When I turn around and walk away from the yellow cab I smile. Then I realise what just happened. I became angry the Lagosian way. Skin deep.

 

Comments (9)

  1. This is such a lovely piece….

    I don't know you but whoever you are, Pele jare (sorry dear!!)…

    You need to have special bathes with scented oils to live in Lagos…

    That is if you want peace of mind at any time "T".

    The moment you step out of the house, every thing takes an unpredictable course…

    At least, let's be glad you can tell the story.

    Thanks for sharing

  2. If you get "craze", and know the right words, you'll beat all tricks and everyone will generally respect you irrespective of where you from.

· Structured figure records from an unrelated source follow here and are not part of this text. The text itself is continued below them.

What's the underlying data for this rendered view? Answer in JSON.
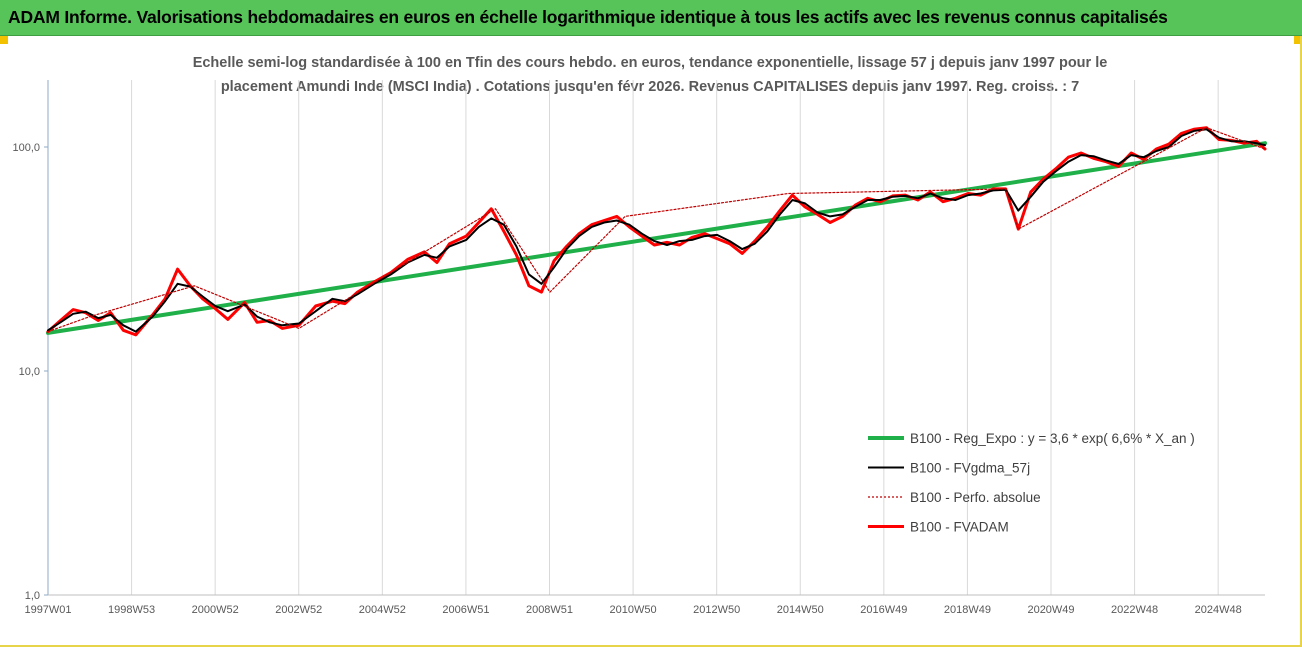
{
  "banner": {
    "title": "ADAM Informe. Valorisations hebdomadaires en euros en échelle logarithmique identique à tous les actifs avec les revenus connus capitalisés",
    "background": "#57c45a"
  },
  "chart_data": {
    "type": "line",
    "title": "",
    "subtitle_lines": [
      "Echelle semi-log standardisée à 100 en Tfin des cours hebdo. en euros, tendance exponentielle, lissage 57 j depuis janv 1997 pour le",
      "placement Amundi Inde (MSCI India) . Cotations jusqu'en févr 2026. Revenus CAPITALISES depuis janv 1997. Reg. croiss. : 7"
    ],
    "y_scale": "log",
    "ylim": [
      1,
      200
    ],
    "yticks": [
      "1,0",
      "10,0",
      "100,0"
    ],
    "xlim": [
      1997.0,
      2026.1
    ],
    "xticks": [
      "1997W01",
      "1998W53",
      "2000W52",
      "2002W52",
      "2004W52",
      "2006W51",
      "2008W51",
      "2010W50",
      "2012W50",
      "2014W50",
      "2016W49",
      "2018W49",
      "2020W49",
      "2022W48",
      "2024W48"
    ],
    "grid": "vertical",
    "legend_position": "bottom-right",
    "series": [
      {
        "name": "B100 - Reg_Expo : y = 3,6 * exp( 6,6% *  X_an )",
        "color": "#1fb04a",
        "style": "solid",
        "x": [
          1997.0,
          2026.1
        ],
        "y": [
          14.8,
          104
        ]
      },
      {
        "name": "B100 - FVgdma_57j",
        "color": "#000000",
        "style": "solid",
        "x": [
          1997.0,
          1997.3,
          1997.6,
          1997.9,
          1998.2,
          1998.5,
          1998.8,
          1999.1,
          1999.5,
          1999.8,
          2000.1,
          2000.4,
          2000.7,
          2001.0,
          2001.3,
          2001.7,
          2002.0,
          2002.3,
          2002.6,
          2003.0,
          2003.4,
          2003.8,
          2004.1,
          2004.4,
          2004.8,
          2005.2,
          2005.6,
          2006.0,
          2006.3,
          2006.6,
          2007.0,
          2007.3,
          2007.6,
          2007.9,
          2008.2,
          2008.5,
          2008.8,
          2009.1,
          2009.4,
          2009.7,
          2010.0,
          2010.3,
          2010.6,
          2010.9,
          2011.2,
          2011.5,
          2011.8,
          2012.1,
          2012.4,
          2012.7,
          2013.0,
          2013.3,
          2013.6,
          2013.9,
          2014.2,
          2014.5,
          2014.8,
          2015.1,
          2015.4,
          2015.7,
          2016.0,
          2016.3,
          2016.6,
          2016.9,
          2017.2,
          2017.5,
          2017.8,
          2018.1,
          2018.4,
          2018.7,
          2019.0,
          2019.3,
          2019.6,
          2019.9,
          2020.2,
          2020.5,
          2020.8,
          2021.1,
          2021.4,
          2021.7,
          2022.0,
          2022.3,
          2022.6,
          2022.9,
          2023.2,
          2023.5,
          2023.8,
          2024.1,
          2024.4,
          2024.7,
          2025.0,
          2025.3,
          2025.6,
          2025.9,
          2026.1
        ],
        "y": [
          15.2,
          16.5,
          18.0,
          18.4,
          17.2,
          17.8,
          16.0,
          15.0,
          17.5,
          20.5,
          24.5,
          23.8,
          21.5,
          19.5,
          18.5,
          19.8,
          17.5,
          16.5,
          16.0,
          16.3,
          18.5,
          21.0,
          20.5,
          22.0,
          24.5,
          27.0,
          30.5,
          33.0,
          32.0,
          36.0,
          38.5,
          44.0,
          48.0,
          45.0,
          36.0,
          27.0,
          24.5,
          29.0,
          35.0,
          40.0,
          44.0,
          46.0,
          47.0,
          45.0,
          41.0,
          38.0,
          36.5,
          38.0,
          38.5,
          40.0,
          40.5,
          38.0,
          35.0,
          37.0,
          42.0,
          50.0,
          58.0,
          56.0,
          51.0,
          49.0,
          50.0,
          54.0,
          58.0,
          58.0,
          60.0,
          60.5,
          59.0,
          62.0,
          59.0,
          58.0,
          61.0,
          62.0,
          64.0,
          64.5,
          52.0,
          60.0,
          70.0,
          78.0,
          86.0,
          92.0,
          91.0,
          87.0,
          84.0,
          92.0,
          90.0,
          96.0,
          100.0,
          112.0,
          118.0,
          120.0,
          110.0,
          106.0,
          106.0,
          104.0,
          102.0
        ]
      },
      {
        "name": "B100 - Perfo. absolue",
        "color": "#c00000",
        "style": "dotted",
        "x": [
          1997.0,
          1998.0,
          2000.5,
          2003.0,
          2007.7,
          2009.0,
          2010.8,
          2014.7,
          2019.9,
          2020.2,
          2024.7,
          2026.1
        ],
        "y": [
          15.0,
          17.5,
          24.0,
          15.5,
          53.0,
          22.5,
          49.0,
          62.0,
          65.0,
          43.0,
          122.0,
          98.0
        ]
      },
      {
        "name": "B100 - FVADAM",
        "color": "#ff0000",
        "style": "solid",
        "x": [
          1997.0,
          1997.3,
          1997.6,
          1997.9,
          1998.2,
          1998.5,
          1998.8,
          1999.1,
          1999.5,
          1999.8,
          2000.1,
          2000.4,
          2000.7,
          2001.0,
          2001.3,
          2001.7,
          2002.0,
          2002.3,
          2002.6,
          2003.0,
          2003.4,
          2003.8,
          2004.1,
          2004.4,
          2004.8,
          2005.2,
          2005.6,
          2006.0,
          2006.3,
          2006.6,
          2007.0,
          2007.3,
          2007.6,
          2007.9,
          2008.2,
          2008.5,
          2008.8,
          2009.1,
          2009.4,
          2009.7,
          2010.0,
          2010.3,
          2010.6,
          2010.9,
          2011.2,
          2011.5,
          2011.8,
          2012.1,
          2012.4,
          2012.7,
          2013.0,
          2013.3,
          2013.6,
          2013.9,
          2014.2,
          2014.5,
          2014.8,
          2015.1,
          2015.4,
          2015.7,
          2016.0,
          2016.3,
          2016.6,
          2016.9,
          2017.2,
          2017.5,
          2017.8,
          2018.1,
          2018.4,
          2018.7,
          2019.0,
          2019.3,
          2019.6,
          2019.9,
          2020.2,
          2020.5,
          2020.8,
          2021.1,
          2021.4,
          2021.7,
          2022.0,
          2022.3,
          2022.6,
          2022.9,
          2023.2,
          2023.5,
          2023.8,
          2024.1,
          2024.4,
          2024.7,
          2025.0,
          2025.3,
          2025.6,
          2025.9,
          2026.1
        ],
        "y": [
          15.0,
          16.8,
          18.8,
          18.2,
          16.8,
          18.2,
          15.2,
          14.5,
          17.8,
          21.0,
          28.5,
          24.0,
          21.0,
          19.0,
          17.0,
          20.2,
          16.5,
          16.8,
          15.5,
          16.0,
          19.5,
          20.5,
          20.0,
          22.5,
          25.0,
          27.5,
          31.5,
          34.0,
          30.5,
          37.0,
          40.0,
          46.0,
          53.0,
          42.0,
          33.0,
          24.0,
          22.5,
          31.0,
          36.0,
          41.0,
          45.0,
          47.0,
          49.0,
          44.0,
          40.0,
          36.5,
          37.5,
          36.5,
          39.5,
          41.0,
          39.0,
          37.0,
          33.5,
          38.0,
          44.0,
          52.0,
          61.0,
          54.0,
          50.0,
          46.0,
          49.0,
          55.0,
          59.0,
          57.0,
          60.5,
          61.0,
          58.0,
          63.0,
          57.0,
          59.0,
          62.0,
          61.0,
          65.0,
          65.0,
          43.0,
          63.0,
          72.0,
          80.0,
          90.0,
          94.0,
          89.0,
          86.0,
          82.0,
          94.0,
          88.0,
          98.0,
          103.0,
          115.0,
          120.0,
          122.0,
          108.0,
          107.0,
          104.0,
          106.0,
          98.0
        ]
      }
    ]
  }
}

  3. I think Lulufa is right: in order to survive, Lagosians cannot let the anger get to them. But that does not mean everyone succeeds in doing so. While I was writing this, I remembered a series of interviews I once did in Bukavu, Eastern Congo, with the only local psychologist. We discussed the long term effects of war and violence on an urban population. He stated that many 'unexplained' deaths were actually related to stress or even post traumatic stress disorder. I can imagine this might also apply to Lagosians. Though pollution, bad diets and the state of health care are not helping to boost life expectancy I'm sure.

    Thanks for the appreciation. I will in fact continue to write about my process of moving to Lagos – watch this space.

    'Were le le yi'. Have to remember that one. Might come in handy one day.

  4. Skin deep? Life expectancy for men is 51 for women 54 I think. I wonder if there is a corelation? Because they are keeling over for some thing.

  5. Hilarious. The taxi man probably to himself after your outburst, "Were le le yi," meaning "this one is mad". That's the typical Lagos reaction when someone shouts louder than you or louder than you expected.

    But the fact is, a lot of people do go home and keel over. Only their death is usually attributed to some mysterious power. I'm sure if there were records, we would find that more people are having strokes nowadays, but of course, no one will admit it's because of all this screaming.

  6. Interesting piece Funke as I would like to call you and not Femke. I have lived in Lagos all my life and I can tell you that the noise and hurling abusive languages at eachother is what makes it "lagos" without that you are not in lagos yet. This is Lagos,welcome to Lagos!

  7. hahahahahahaha! I love this! Write more often, will you?

  8. Hilarious. I have lived in Lagos for over ten years but it took an expatriate to explain why Lagosians don't 'keel' over from HBP. Well written, funny and sadly true. The anger is skin deep because we cannot allow these things to enter and settle in our spirit, less it throws our souls out of balance. That is why we have the most vigorous armchair quarterbacks and critics but they never ever take to the streets. People rob pensioners to build multi million naira houses, spend billions on birthdays, elevate bribery, extortion, cronyism, nepotism into new art forms, and we can do little about it… This is the second piece from 'Funke' I am reading, please more of her insight.